The story was told by Carl Barks for Dell Comics (licensing Walt Disney properties) in March 1953 in Back to the Klondike and has been reprinted many times, including an oversized edition from Gladstone in 1987 and a limited edition from the same company after it regained the Disney licensing again in the early 1990s, just in time for the Klondike Gold Rush Centennials.

In this tale, Scrooge, Donald and the triplets, Huey, Dewey and Louie, return to Dawson and discover not only a forgotten piece of Scrooge’s history, but also the love of his life, Glittering Goldie, still living the cabin he had left 50 years before.

In the nature of comic books in those days, the story was fast and furious and narrative arcs that would take five of six full-length issues to play out now got disposed of in 32 pages, which was actually a really long story in those days.

Fortunately for us Don Rosa, who is generally considered to be the heir of Barks’ informal title “The Good Duck Artist”, also took a shine to Scrooge’s sojourn in Dawson and made it a major part of his 12-volume series, The Life and Times of Scrooge McDuck.
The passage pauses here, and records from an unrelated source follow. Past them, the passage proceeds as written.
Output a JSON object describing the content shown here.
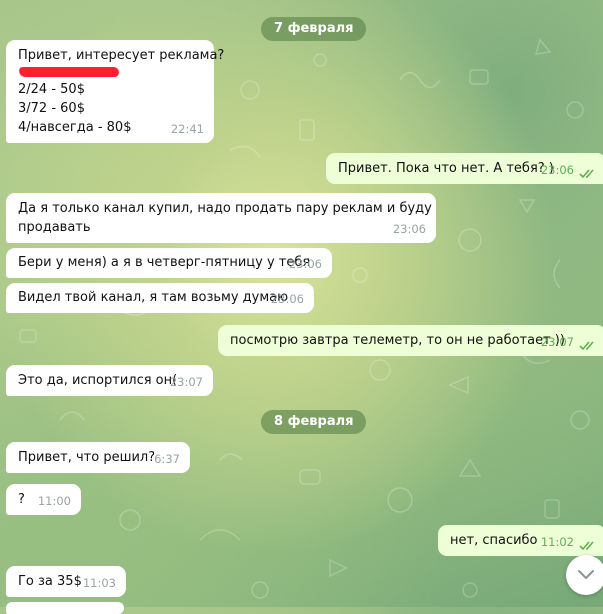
{
  "chat": {
    "dates": [
      "7 февраля",
      "8 февраля"
    ],
    "messages": [
      {
        "dir": "in",
        "lines": [
          "Привет, интересует реклама?",
          "2/24 - 50$",
          "3/72 - 60$",
          "4/навсегда - 80$"
        ],
        "redacted_line": true,
        "time": "22:41"
      },
      {
        "dir": "out",
        "text": "Привет. Пока что нет. А тебя? )",
        "time": "23:06",
        "read": true
      },
      {
        "dir": "in",
        "lines": [
          "Да я только канал купил, надо продать пару реклам и буду",
          "продавать"
        ],
        "time": "23:06"
      },
      {
        "dir": "in",
        "text": "Бери у меня) а я в четверг-пятницу у тебя",
        "time": "23:06"
      },
      {
        "dir": "in",
        "text": "Видел твой канал, я там возьму думаю",
        "time": "23:06"
      },
      {
        "dir": "out",
        "text": "посмотрю завтра телеметр, то он не работает ))",
        "time": "23:07",
        "read": true
      },
      {
        "dir": "in",
        "text": "Это да, испортился он(",
        "time": "23:07"
      },
      {
        "dir": "in",
        "text": "Привет, что решил?",
        "time": "6:37"
      },
      {
        "dir": "in",
        "text": "?",
        "time": "11:00"
      },
      {
        "dir": "out",
        "text": "нет, спасибо",
        "time": "11:02",
        "read": true
      },
      {
        "dir": "in",
        "text": "Го за 35$",
        "time": "11:03"
      }
    ]
  },
  "colors": {
    "incoming_bubble": "#ffffff",
    "outgoing_bubble": "#eefed7",
    "outgoing_time": "#62ac55",
    "date_pill": "#5a824b",
    "redaction": "#ff1f2d"
  },
  "icons": {
    "read_status": "double-check-icon",
    "scroll_down": "chevron-down-icon",
    "background": "doodle-pattern"
  }
}
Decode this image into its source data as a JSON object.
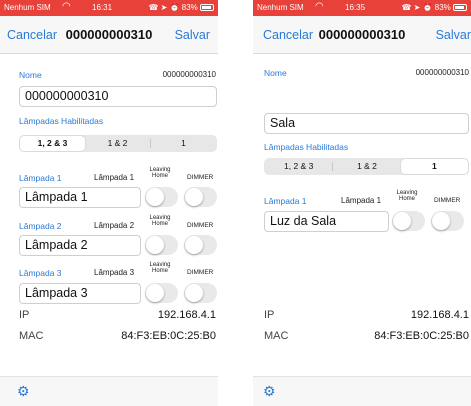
{
  "status": {
    "carrier": "Nenhum SIM",
    "left_time": "16:31",
    "right_time": "16:35",
    "battery": "83%"
  },
  "nav": {
    "cancel": "Cancelar",
    "save": "Salvar"
  },
  "labels": {
    "name": "Nome",
    "enabled_lamps": "Lâmpadas Habilitadas",
    "leaving_home_1": "Leaving",
    "leaving_home_2": "Home",
    "dimmer": "DIMMER",
    "ip": "IP",
    "mac": "MAC"
  },
  "segments": [
    "1, 2 & 3",
    "1 & 2",
    "1"
  ],
  "left": {
    "title": "000000000310",
    "device_id": "000000000310",
    "name_value": "000000000310",
    "selected_segment": "1, 2 & 3",
    "lamps": [
      {
        "label": "Lâmpada 1",
        "side_label": "Lâmpada 1",
        "value": "Lâmpada 1"
      },
      {
        "label": "Lâmpada 2",
        "side_label": "Lâmpada 2",
        "value": "Lâmpada 2"
      },
      {
        "label": "Lâmpada 3",
        "side_label": "Lâmpada 3",
        "value": "Lâmpada 3"
      }
    ],
    "ip": "192.168.4.1",
    "mac": "84:F3:EB:0C:25:B0"
  },
  "right": {
    "title": "000000000310",
    "device_id": "000000000310",
    "name_value": "Sala",
    "selected_segment": "1",
    "lamps": [
      {
        "label": "Lâmpada 1",
        "side_label": "Lâmpada 1",
        "value": "Luz da Sala"
      }
    ],
    "ip": "192.168.4.1",
    "mac": "84:F3:EB:0C:25:B0"
  },
  "icons": {
    "wifi": "wifi-icon",
    "gear": "gear-icon",
    "battery": "battery-icon"
  },
  "colors": {
    "status_bar": "#e8413a",
    "accent": "#2a7ad6"
  }
}
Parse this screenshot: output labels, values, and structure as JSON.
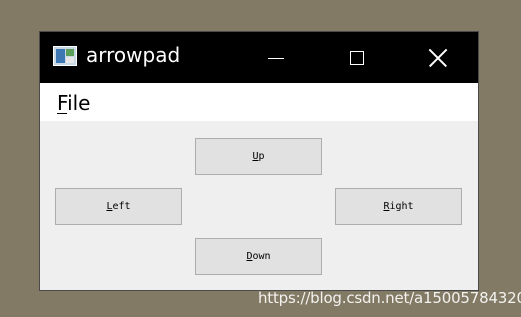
{
  "window": {
    "title": "arrowpad",
    "icon": "app-window-icon",
    "controls": {
      "minimize_icon": "minimize-icon",
      "maximize_icon": "maximize-icon",
      "close_icon": "close-icon"
    }
  },
  "menubar": {
    "items": [
      {
        "label_mnemonic": "F",
        "label_rest": "ile"
      }
    ]
  },
  "buttons": {
    "up": {
      "mnemonic": "U",
      "rest": "p"
    },
    "left": {
      "mnemonic": "L",
      "rest": "eft"
    },
    "right": {
      "mnemonic": "R",
      "rest": "ight"
    },
    "down": {
      "mnemonic": "D",
      "rest": "own"
    }
  },
  "watermark": "https://blog.csdn.net/a15005784320",
  "colors": {
    "desktop": "#827a64",
    "titlebar": "#000000",
    "client": "#efefef",
    "button_face": "#e1e1e1",
    "button_border": "#adadad"
  }
}
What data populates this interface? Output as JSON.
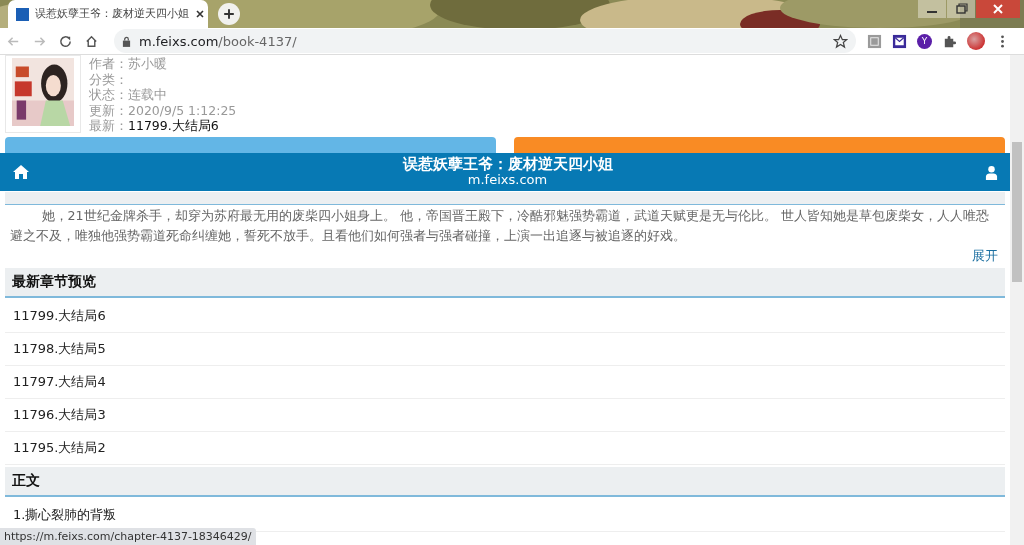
{
  "browser": {
    "tab_title": "误惹妖孽王爷：废材逆天四小姐",
    "url_host": "m.feixs.com",
    "url_path": "/book-4137/",
    "extension_letter": "Y",
    "status_url": "https://m.feixs.com/chapter-4137-18346429/"
  },
  "book": {
    "info": [
      {
        "label": "作者：",
        "value": "苏小暖",
        "emphasized": false
      },
      {
        "label": "分类：",
        "emphasized": false
      },
      {
        "label": "状态：",
        "value": "连载中",
        "emphasized": false
      },
      {
        "label": "更新：",
        "value": "2020/9/5 1:12:25",
        "emphasized": false
      },
      {
        "label": "最新：",
        "value": "11799.大结局6",
        "emphasized": true
      }
    ]
  },
  "header": {
    "title": "误惹妖孽王爷：废材逆天四小姐",
    "subtitle": "m.feixs.com"
  },
  "intro": {
    "text": "她，21世纪金牌杀手，却穿为苏府最无用的废柴四小姐身上。 他，帝国晋王殿下，冷酷邪魅强势霸道，武道天赋更是无与伦比。 世人皆知她是草包废柴女，人人唯恐避之不及，唯独他强势霸道死命纠缠她，誓死不放手。且看他们如何强者与强者碰撞，上演一出追逐与被追逐的好戏。",
    "expand": "展开"
  },
  "sections": [
    {
      "title": "最新章节预览",
      "items": [
        "11799.大结局6",
        "11798.大结局5",
        "11797.大结局4",
        "11796.大结局3",
        "11795.大结局2"
      ]
    },
    {
      "title": "正文",
      "items": [
        "1.撕心裂肺的背叛"
      ]
    }
  ]
}
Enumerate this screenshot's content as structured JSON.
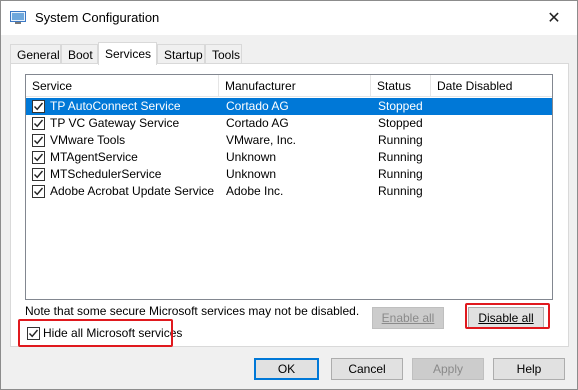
{
  "window": {
    "title": "System Configuration",
    "close_glyph": "✕"
  },
  "tabs": [
    {
      "label": "General"
    },
    {
      "label": "Boot"
    },
    {
      "label": "Services"
    },
    {
      "label": "Startup"
    },
    {
      "label": "Tools"
    }
  ],
  "active_tab": "Services",
  "services": {
    "columns": [
      "Service",
      "Manufacturer",
      "Status",
      "Date Disabled"
    ],
    "rows": [
      {
        "name": "TP AutoConnect Service",
        "manufacturer": "Cortado AG",
        "status": "Stopped",
        "date_disabled": "",
        "checked": true,
        "selected": true
      },
      {
        "name": "TP VC Gateway Service",
        "manufacturer": "Cortado AG",
        "status": "Stopped",
        "date_disabled": "",
        "checked": true,
        "selected": false
      },
      {
        "name": "VMware Tools",
        "manufacturer": "VMware, Inc.",
        "status": "Running",
        "date_disabled": "",
        "checked": true,
        "selected": false
      },
      {
        "name": "MTAgentService",
        "manufacturer": "Unknown",
        "status": "Running",
        "date_disabled": "",
        "checked": true,
        "selected": false
      },
      {
        "name": "MTSchedulerService",
        "manufacturer": "Unknown",
        "status": "Running",
        "date_disabled": "",
        "checked": true,
        "selected": false
      },
      {
        "name": "Adobe Acrobat Update Service",
        "manufacturer": "Adobe Inc.",
        "status": "Running",
        "date_disabled": "",
        "checked": true,
        "selected": false
      }
    ]
  },
  "note": "Note that some secure Microsoft services may not be disabled.",
  "buttons": {
    "enable_all": "Enable all",
    "disable_all": "Disable all",
    "ok": "OK",
    "cancel": "Cancel",
    "apply": "Apply",
    "help": "Help"
  },
  "hide_ms_services": {
    "label": "Hide all Microsoft services",
    "checked": true
  },
  "colors": {
    "selection": "#0078d7",
    "highlight_annotation": "#e0191e"
  },
  "icons": {
    "app": "system-configuration-icon",
    "close": "close-icon",
    "checkbox": "checkmark-icon"
  }
}
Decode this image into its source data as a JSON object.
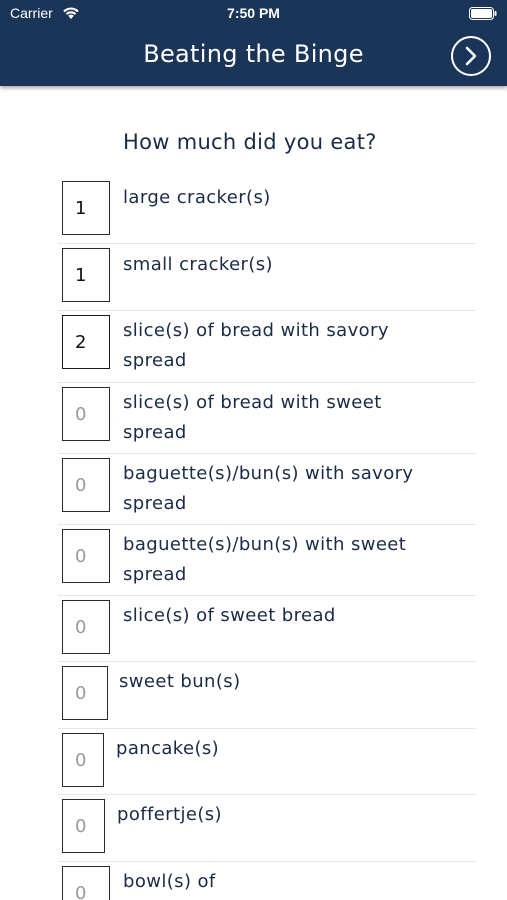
{
  "status": {
    "carrier": "Carrier",
    "time": "7:50 PM"
  },
  "header": {
    "title": "Beating the Binge"
  },
  "question": "How much did you eat?",
  "items": [
    {
      "label": "large cracker(s)",
      "value": "1",
      "placeholder": "0"
    },
    {
      "label": "small cracker(s)",
      "value": "1",
      "placeholder": "0"
    },
    {
      "label": "slice(s) of bread with savory spread",
      "value": "2",
      "placeholder": "0"
    },
    {
      "label": "slice(s) of bread with sweet spread",
      "value": "",
      "placeholder": "0"
    },
    {
      "label": "baguette(s)/bun(s) with savory spread",
      "value": "",
      "placeholder": "0"
    },
    {
      "label": "baguette(s)/bun(s) with sweet spread",
      "value": "",
      "placeholder": "0"
    },
    {
      "label": "slice(s) of sweet bread",
      "value": "",
      "placeholder": "0"
    },
    {
      "label": "sweet bun(s)",
      "value": "",
      "placeholder": "0"
    },
    {
      "label": "pancake(s)",
      "value": "",
      "placeholder": "0"
    },
    {
      "label": "poffertje(s)",
      "value": "",
      "placeholder": "0"
    },
    {
      "label": "bowl(s) of",
      "value": "",
      "placeholder": "0"
    }
  ]
}
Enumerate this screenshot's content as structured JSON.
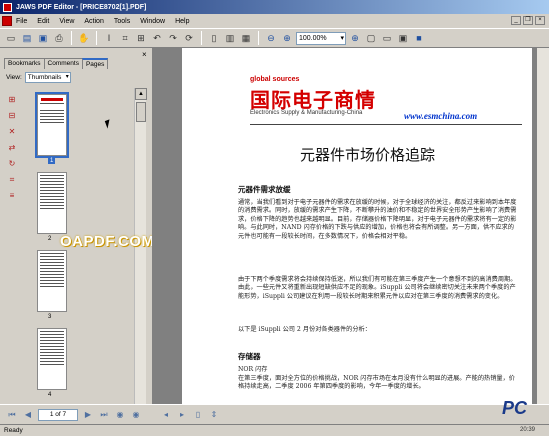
{
  "window": {
    "title": "JAWS PDF Editor - [PRICE8702[1].PDF]"
  },
  "menu": {
    "items": [
      "File",
      "Edit",
      "View",
      "Action",
      "Tools",
      "Window",
      "Help"
    ]
  },
  "toolbar": {
    "zoom": "100.00%"
  },
  "sidepanel": {
    "tabs": [
      "Bookmarks",
      "Comments",
      "Pages"
    ],
    "active_tab": "Pages",
    "view_label": "View:",
    "view_value": "Thumbnails",
    "thumbnails": [
      {
        "number": "1",
        "selected": true
      },
      {
        "number": "2",
        "selected": false
      },
      {
        "number": "3",
        "selected": false
      },
      {
        "number": "4",
        "selected": false
      }
    ]
  },
  "watermark": "OAPDF.COM",
  "document": {
    "logo_en": "global sources",
    "logo_cn": "国际电子商情",
    "logo_sub": "Electronics Supply & Manufacturing-China",
    "logo_url": "www.esmchina.com",
    "title": "元器件市场价格追踪",
    "section1_heading": "元器件需求放缓",
    "para1": "通常，当我们看到对于电子元器件的需求在放缓的时候，对于全球经济的关注，都反过来影响到本年度的消费需求。同时，放缓的需求产生下降，不断攀升的油价和不稳定的世界安全形势产生影响了消费需求，价格下降的趋势也越来越明显。目前，存储器价格下降明显，对于电子元器件的需求将有一定的影响。与此同时，NAND 闪存价格的下跌与供应的增加，价格也将会有所调整。另一方面，供不应求的元件也可能有一段较长时间，在多数情况下，价格会相对平稳。",
    "para2": "由于下两个季度需求将会持续保持低迷，所以我们有可能在第三季度产生一个意想不到的高消费周期。由此，一些元件又将重新出现短缺供应不足的现象。iSuppli 公司将会继续密切关注未来两个季度的产能形势，iSuppli 公司建议在利用一段较长时期来积累元件以应对在第三季度的消费需求的变化。",
    "para3": "以下是 iSuppli 公司 2 月份对各类器件的分析：",
    "section2_heading": "存储器",
    "subheading": "NOR 闪存",
    "para4": "在第三季度，面对全方位的价格挑战，NOR 闪存市场在本月没有什么明显的进展。产能的热销量，价格持续走高，二季度 2006 年第四季度的影响，今年一季度的增长。"
  },
  "navigation": {
    "page_box": "1 of 7"
  },
  "status": {
    "text": "Ready",
    "time": "20:39"
  }
}
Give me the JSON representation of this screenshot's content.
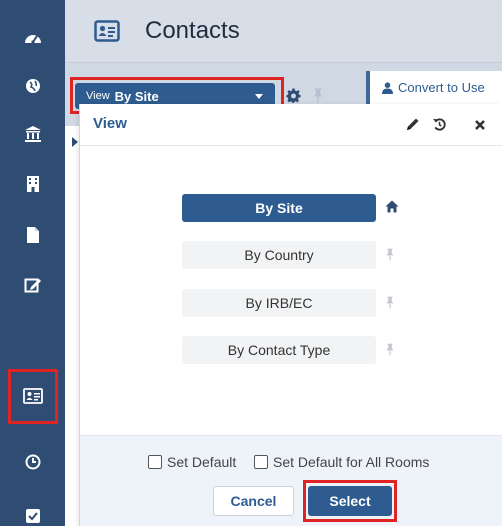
{
  "header": {
    "title": "Contacts"
  },
  "toolbar": {
    "view_label": "View",
    "view_value": "By Site",
    "convert_label": "Convert to Use"
  },
  "modal": {
    "title": "View",
    "options": [
      {
        "label": "By Site",
        "active": true
      },
      {
        "label": "By Country",
        "active": false
      },
      {
        "label": "By IRB/EC",
        "active": false
      },
      {
        "label": "By Contact Type",
        "active": false
      }
    ],
    "set_default_label": "Set Default",
    "set_default_all_label": "Set Default for All Rooms",
    "cancel_label": "Cancel",
    "select_label": "Select"
  },
  "icons": {
    "rail": [
      "dashboard-icon",
      "globe-icon",
      "institution-icon",
      "building-icon",
      "document-icon",
      "edit-icon",
      "contact-card-icon",
      "clock-icon",
      "checkbox-icon"
    ],
    "home_pin": "home-icon",
    "pin": "pin-icon"
  },
  "colors": {
    "rail_bg": "#2f4d73",
    "accent": "#2f5c90",
    "highlight": "#e02424",
    "header_bg": "#d7dee8"
  }
}
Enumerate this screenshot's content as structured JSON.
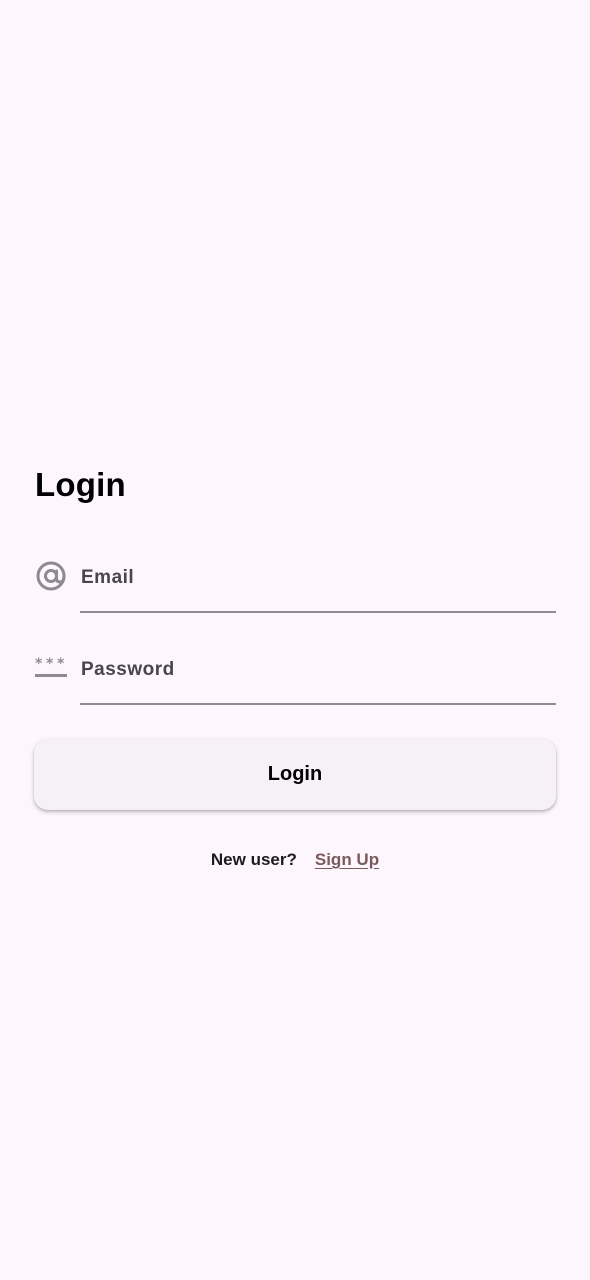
{
  "login": {
    "title": "Login",
    "email": {
      "placeholder": "Email",
      "icon": "at-icon"
    },
    "password": {
      "placeholder": "Password",
      "icon": "password-icon"
    },
    "submit_label": "Login",
    "signup_prompt": "New user?",
    "signup_link": "Sign Up"
  },
  "colors": {
    "background": "#fdf7fd",
    "button_background": "#f6f1f6",
    "field_label": "#49454f",
    "underline": "#8f8a93",
    "link": "#7b5a5a",
    "icon": "#8e8a91"
  }
}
He fleshed out the flashback sequence from Barks’ tale in a 24-page story called “Hearts of the Yukon” (reprinted in 1995), and then went back to Scrooge’s discovery of gold in “King of the Klondike”, which became chapter eight of the “official” biography. It can be found in the Boom Kids hardcover edition of The Life and Times of Scrooge McDuck, Volume 2.

Rosa loved the Klondike-flavoured stories and did several more than I am aware of, including “The Prisoner of White Agony Creek”.

In The Life and Times of Scrooge McDuck Companion (Gemstone Publishing), Rosa collected another dozen stories that fit in between the 12 tales in his original plan, and let us know that both “The Prisoner …” and “Hearts …” fit in right after “King of the Klondike” in his chronology as chapters 8b and 8c.

There is one more story, “The Last Sled to Dawson”, which was apparently Rosa’s very first attempt at using the Klondike setting in 1988. A portion of that tale can be found in The Companion …. The Klondike portions of this tale are, as in Barks’ original story, a memory flashback within a current events story.

That Rosa sees the Klondike portion of Scrooge’s life as being a key to his character is indicated by the way it is used in one final story, “The Dream of a Lifetime,” a rather hallucinogenic tale which begins and ends with Scrooge dreaming of Goldie and the Klondike.

All of these stories are a lot of fun, full of slapstick humour and puns. They are well known around the world and there are probably many adults living today who first learned of Klondike gold in the pages of a Walt Disney comic book.